Consistently in both comprehension and production, children are able to form agentive
nouns like “cutter” before instrument nouns like “typewriter.” Clark postulates
that the increased specificity of instruments (as opposed to agents, who can
perform multiple purposes) contributes to this difference in acquisition.
The
discussion focuses on how conventionality and transparency, two of the three
factors affecting acquisition of word-formation, affect the age at which
children are able to use “-er” instead of (often ungrammatical) compounds. This
begs the question- where did the convention of using “-er” originate? Why is
“-er” what children are normalized to, what they “relinquish their own
innovations” for? How does a group language-users establish conventions to
begin with?
My initial
hypothesis is that the “-er” convention evolved from its brevity- “cutter” is
noticeably shorter than “cut-man,” and the convenience of having less syllables
to produce could’ve caused “-er” to be generalized to agents and to
instruments. Based on the ease with which children adopt “-er” for agents (compared
to instruments), it would make sense that “-er” evolved to denote agents before
denoting instruments. As Clark noted, instruments tend to be more specific, meaning
the instrument “cutter” could’ve initially referred to an inanimate version of
the agent “cutter.”
Thinking
about convention through the lens of its origin is interesting; it’s easy to
think of language in an evolutionary sense. Existing conventions are the ones
that are most readily learned, and existing conventions are used as regularly
as they are because they’re the forms that have survived, proved successful
over generations of language-users. Like biological evolution, language
evolution doesn’t tend toward greater sophistication; it simply moves toward
what is most easy for its speakers to use. I wonder if the “-er” affix will
change in the future- and if developmental language acquisition tells us
anything about the history thus far of how our language has already evolved.

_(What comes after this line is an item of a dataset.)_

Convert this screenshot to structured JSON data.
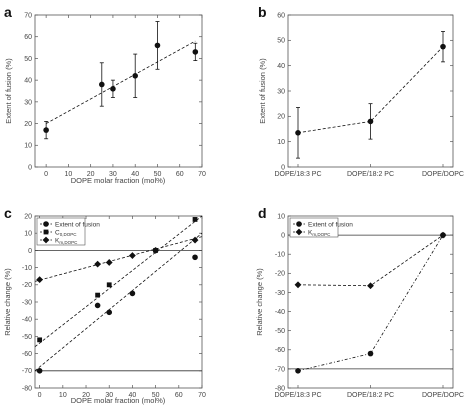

You bring up some really interesting points! The evolution of language has definitely been a long and complex one. I'm reminded of one of our guest lecturers, who walked us through the evolution of English and how some words actually have very sensical origins once placed in context. With the rise of greater abbreviation through texting and other slang, I would like to reiterate your question as to whether the "-er" affix will change in the future. Perhaps we'll end up dropping it all together as words become shorter, or maybe nothing will change. Do you see English evolving significantly from where it is now?